The red queen by Philippa Gregory

Review by Lynley, Nerang Branch

From her novels of the Tudor women, the author has stepped back in time to their immediate predecessors, the last of the Plantagenets and the Wars of the Roses.

The Plantagenets were the longest lasting dynasty of the English monarchy and the longer it lasted the more fierce became their feuds and rivalries. By the end of the dynasty their family tree was an interwoven mess, requiring dedicated study to sort through and providing rich pickings for novelists.

This series, Cousins’ War, looked first at Elizabeth Woodville, Edward IV’s queen in The White Queen, and now The Red Queen, Margaret Beaufort.

The king, Henry VI, was descended from John of Gaunt, Duke of Lancaster, by his first wife. He was mentally ill and the country was being run by his hated and feared French queen, Margaret of Anjou. Their son, the Prince of Wales, was a vicious bully, an unpromising candidate for king.

Margaret Beaufort, descended from Lancaster by his third wife, was considered the saviour of the House of Lancaster and the royal line. An unloved child, fiercely devout and proud of he “saint’s knees” from all her praying, she was 12 when she was forced into marriage with Edmund Tudor. By 13 she was the mother of the future Henry VII, born after his father’s death.
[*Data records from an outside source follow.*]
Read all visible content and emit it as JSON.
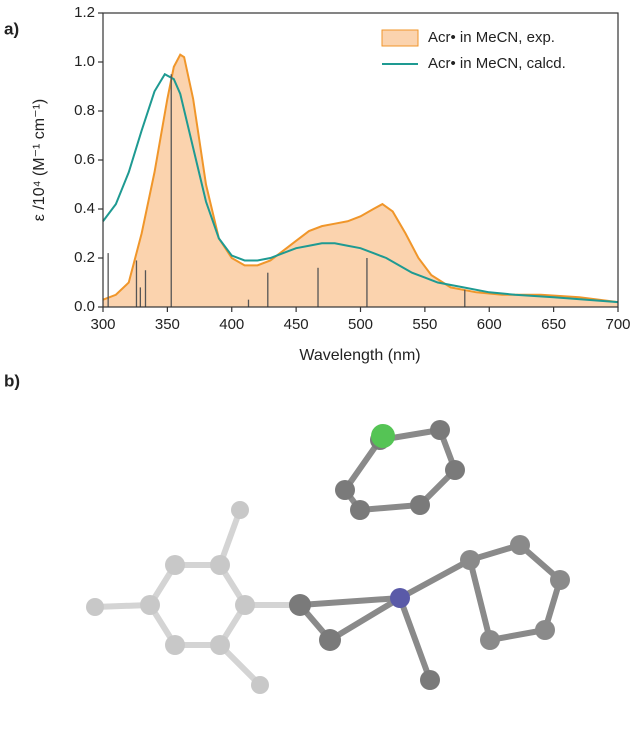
{
  "panel_labels": [
    "a)",
    "b)"
  ],
  "chart_data": {
    "type": "line",
    "x_label": "Wavelength (nm)",
    "y_label": "ε /10⁴ (M⁻¹ cm⁻¹)",
    "xlim": [
      300,
      700
    ],
    "ylim": [
      0,
      1.2
    ],
    "xticks": [
      300,
      350,
      400,
      450,
      500,
      550,
      600,
      650,
      700
    ],
    "yticks": [
      {
        "value": 0,
        "label": "0.0"
      },
      0.2,
      0.4,
      0.6,
      0.8,
      {
        "value": 1,
        "label": "1.0"
      },
      1.2
    ],
    "legend": "upper right",
    "series": [
      {
        "name": "Acr• in MeCN, exp.",
        "color": "#f0962a",
        "fill": "#fbd3ae",
        "x": [
          300,
          310,
          320,
          330,
          340,
          350,
          355,
          360,
          363,
          370,
          380,
          390,
          400,
          410,
          420,
          430,
          440,
          450,
          460,
          470,
          480,
          490,
          500,
          510,
          517,
          525,
          535,
          545,
          555,
          570,
          590,
          610,
          640,
          670,
          700
        ],
        "values": [
          0.03,
          0.05,
          0.1,
          0.3,
          0.55,
          0.85,
          0.98,
          1.03,
          1.02,
          0.85,
          0.5,
          0.28,
          0.2,
          0.17,
          0.17,
          0.19,
          0.23,
          0.27,
          0.31,
          0.33,
          0.34,
          0.35,
          0.37,
          0.4,
          0.42,
          0.39,
          0.3,
          0.2,
          0.13,
          0.08,
          0.06,
          0.05,
          0.05,
          0.04,
          0.02
        ]
      },
      {
        "name": "Acr• in MeCN, calcd.",
        "color": "#1e9a92",
        "x": [
          300,
          310,
          320,
          330,
          340,
          348,
          355,
          360,
          370,
          380,
          390,
          400,
          410,
          420,
          430,
          440,
          450,
          460,
          470,
          480,
          490,
          500,
          510,
          520,
          530,
          540,
          550,
          560,
          580,
          600,
          620,
          650,
          700
        ],
        "values": [
          0.35,
          0.42,
          0.55,
          0.72,
          0.88,
          0.95,
          0.93,
          0.87,
          0.65,
          0.43,
          0.28,
          0.21,
          0.19,
          0.19,
          0.2,
          0.22,
          0.24,
          0.25,
          0.26,
          0.26,
          0.25,
          0.24,
          0.22,
          0.2,
          0.17,
          0.14,
          0.12,
          0.1,
          0.08,
          0.06,
          0.05,
          0.04,
          0.02
        ]
      }
    ],
    "sticks": {
      "color": "#555555",
      "x": [
        304,
        326,
        329,
        333,
        353,
        413,
        428,
        467,
        505,
        581
      ],
      "values": [
        0.22,
        0.19,
        0.08,
        0.15,
        0.95,
        0.03,
        0.14,
        0.16,
        0.2,
        0.07
      ]
    }
  }
}
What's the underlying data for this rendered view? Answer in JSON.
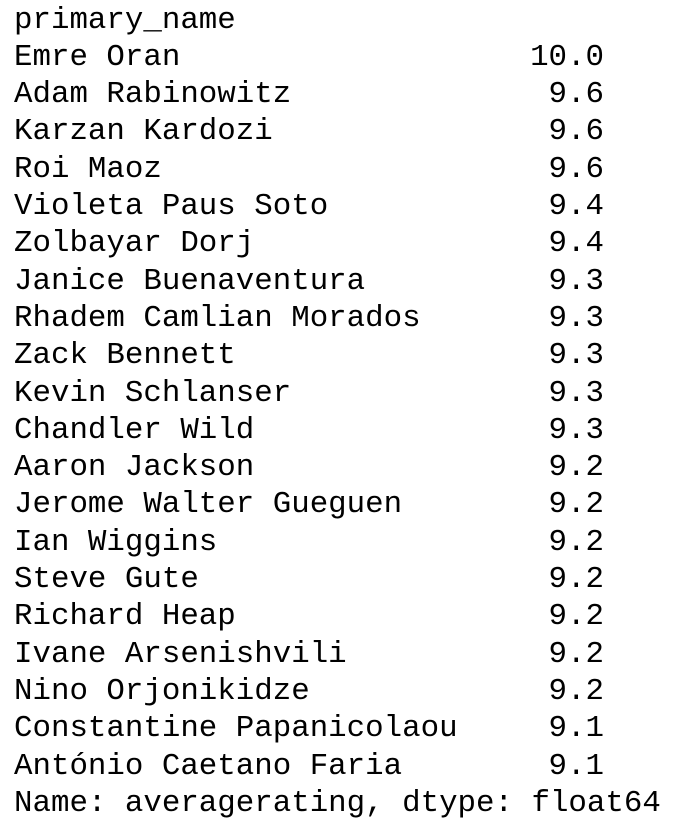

Her great relief at this was short-lived for as soon as she was “in the world” again, she was rushed off to her next forced betrothal.

She chose her third husband herself, for his ability to always be on the winning side and turned him to her son’s cause.

Margaret led a loveless and bitter life and loathed her daughter-in-law Elizabeth of York for no better reason than that she was the daughter of Elizabeth Woodville

But for all its seeming bleakness this novel is of the high standard that comes from Philippa Gregory and is a readable account of the life of a woman more often a footnote in history.